Mindelheimer Zeitung

Kommentar Von Euphorie ist nichts zu spüren

- VON CHRISTIAN GRIMM chg@augsburger-allgemeine.de

Der Sieg von Wolodymyr Selenskyj bei der Präsidente­nwahl in der Ukraine ist eine Sensation. Ein Schauspiel­er, der in einer Fernsehser­ie den Präsidente­n spielt, wird nun zum echten Präsidente­n. Die Wirklichke­it folgt dem Drehbuch. Die Wähler entschiede­n sich für eine Abrechnung mit ihrem politische­n System. Sie beförderte­n Amtsinhabe­r Petro Poroschenk­o krachend aus dem Präsidente­npalast. In den Augen der Ukrainer stand der Schokolade­n-König Poroschenk­o für den verhassten Klüngel und Filz der Oligarchen – jener mächtigen Männer (und selten Frauen), die den Staat mit ihrer aus Geld erwachsene­n Macht zu ihrer Beute machen. Der Erfolg Selenskyjs ist ein Schrei nach sauberen Politikern. Leider steht zu befürchten, dass aus dem sehnlichen Wunsch der Wähler nichts wird.
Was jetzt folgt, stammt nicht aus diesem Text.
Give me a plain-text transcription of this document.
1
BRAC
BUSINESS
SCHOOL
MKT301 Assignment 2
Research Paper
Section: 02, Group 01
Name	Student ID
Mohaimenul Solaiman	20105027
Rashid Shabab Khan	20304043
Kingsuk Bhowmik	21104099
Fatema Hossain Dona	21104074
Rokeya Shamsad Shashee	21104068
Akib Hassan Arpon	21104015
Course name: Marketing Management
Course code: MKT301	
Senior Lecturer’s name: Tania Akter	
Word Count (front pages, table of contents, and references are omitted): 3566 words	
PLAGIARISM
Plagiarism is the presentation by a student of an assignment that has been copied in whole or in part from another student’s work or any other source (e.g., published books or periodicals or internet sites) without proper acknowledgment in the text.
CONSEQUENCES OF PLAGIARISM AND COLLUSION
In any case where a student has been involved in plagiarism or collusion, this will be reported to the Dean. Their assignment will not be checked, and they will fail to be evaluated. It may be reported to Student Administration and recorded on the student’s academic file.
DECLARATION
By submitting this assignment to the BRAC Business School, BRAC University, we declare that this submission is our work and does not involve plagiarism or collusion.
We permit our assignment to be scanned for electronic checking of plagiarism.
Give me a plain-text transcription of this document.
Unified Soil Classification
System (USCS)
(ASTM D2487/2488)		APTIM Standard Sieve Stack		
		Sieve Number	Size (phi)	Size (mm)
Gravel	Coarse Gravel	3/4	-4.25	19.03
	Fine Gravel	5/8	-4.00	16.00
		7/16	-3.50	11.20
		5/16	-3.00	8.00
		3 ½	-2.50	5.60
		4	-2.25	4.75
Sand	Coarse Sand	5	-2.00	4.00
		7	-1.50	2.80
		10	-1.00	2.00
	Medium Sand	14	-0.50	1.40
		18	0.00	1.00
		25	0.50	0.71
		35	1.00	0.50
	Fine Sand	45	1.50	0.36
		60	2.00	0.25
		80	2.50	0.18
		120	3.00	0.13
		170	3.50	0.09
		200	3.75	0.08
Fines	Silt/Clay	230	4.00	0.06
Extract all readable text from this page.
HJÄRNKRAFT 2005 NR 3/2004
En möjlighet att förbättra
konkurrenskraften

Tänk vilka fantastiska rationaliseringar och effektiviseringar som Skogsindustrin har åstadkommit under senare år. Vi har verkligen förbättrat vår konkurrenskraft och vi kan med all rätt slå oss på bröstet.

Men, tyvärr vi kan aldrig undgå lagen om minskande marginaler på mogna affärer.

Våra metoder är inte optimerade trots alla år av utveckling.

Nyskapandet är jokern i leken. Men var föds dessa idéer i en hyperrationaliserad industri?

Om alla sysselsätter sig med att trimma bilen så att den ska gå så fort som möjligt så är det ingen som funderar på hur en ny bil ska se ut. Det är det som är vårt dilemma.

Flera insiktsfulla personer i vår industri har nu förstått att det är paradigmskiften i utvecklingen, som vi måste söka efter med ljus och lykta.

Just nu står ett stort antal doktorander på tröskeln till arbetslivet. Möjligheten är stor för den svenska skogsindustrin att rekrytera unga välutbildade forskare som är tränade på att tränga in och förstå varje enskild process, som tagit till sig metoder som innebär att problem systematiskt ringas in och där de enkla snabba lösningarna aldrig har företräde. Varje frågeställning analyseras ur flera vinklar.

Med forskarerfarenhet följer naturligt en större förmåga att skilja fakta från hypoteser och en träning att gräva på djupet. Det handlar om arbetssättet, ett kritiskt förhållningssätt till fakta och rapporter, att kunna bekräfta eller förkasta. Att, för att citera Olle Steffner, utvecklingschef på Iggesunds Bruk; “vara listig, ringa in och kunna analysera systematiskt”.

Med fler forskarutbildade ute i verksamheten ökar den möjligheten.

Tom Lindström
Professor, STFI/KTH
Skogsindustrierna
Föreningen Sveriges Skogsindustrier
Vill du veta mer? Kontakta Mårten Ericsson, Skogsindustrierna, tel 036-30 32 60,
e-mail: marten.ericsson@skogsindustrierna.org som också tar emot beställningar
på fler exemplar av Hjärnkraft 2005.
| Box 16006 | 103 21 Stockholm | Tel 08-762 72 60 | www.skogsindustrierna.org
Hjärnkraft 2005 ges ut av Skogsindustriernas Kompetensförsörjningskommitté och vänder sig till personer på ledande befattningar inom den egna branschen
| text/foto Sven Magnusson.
Denn der Star selbst unterhält enge Beziehunge­n zum milliarden­schweren Oligarchen Ihor Kolomoisky. Der Verdacht liegt nah, dass Selenskyj nur eine Marionette ist. Von Euphorie ist fünf Jahre nach der Revolution ohnehin nichts mehr zu spüren. Jeder ist besser als Poroschenk­o – dieser Leitsatz bestimmte die Wahlen. Für die Zukunft wird das nicht genügen.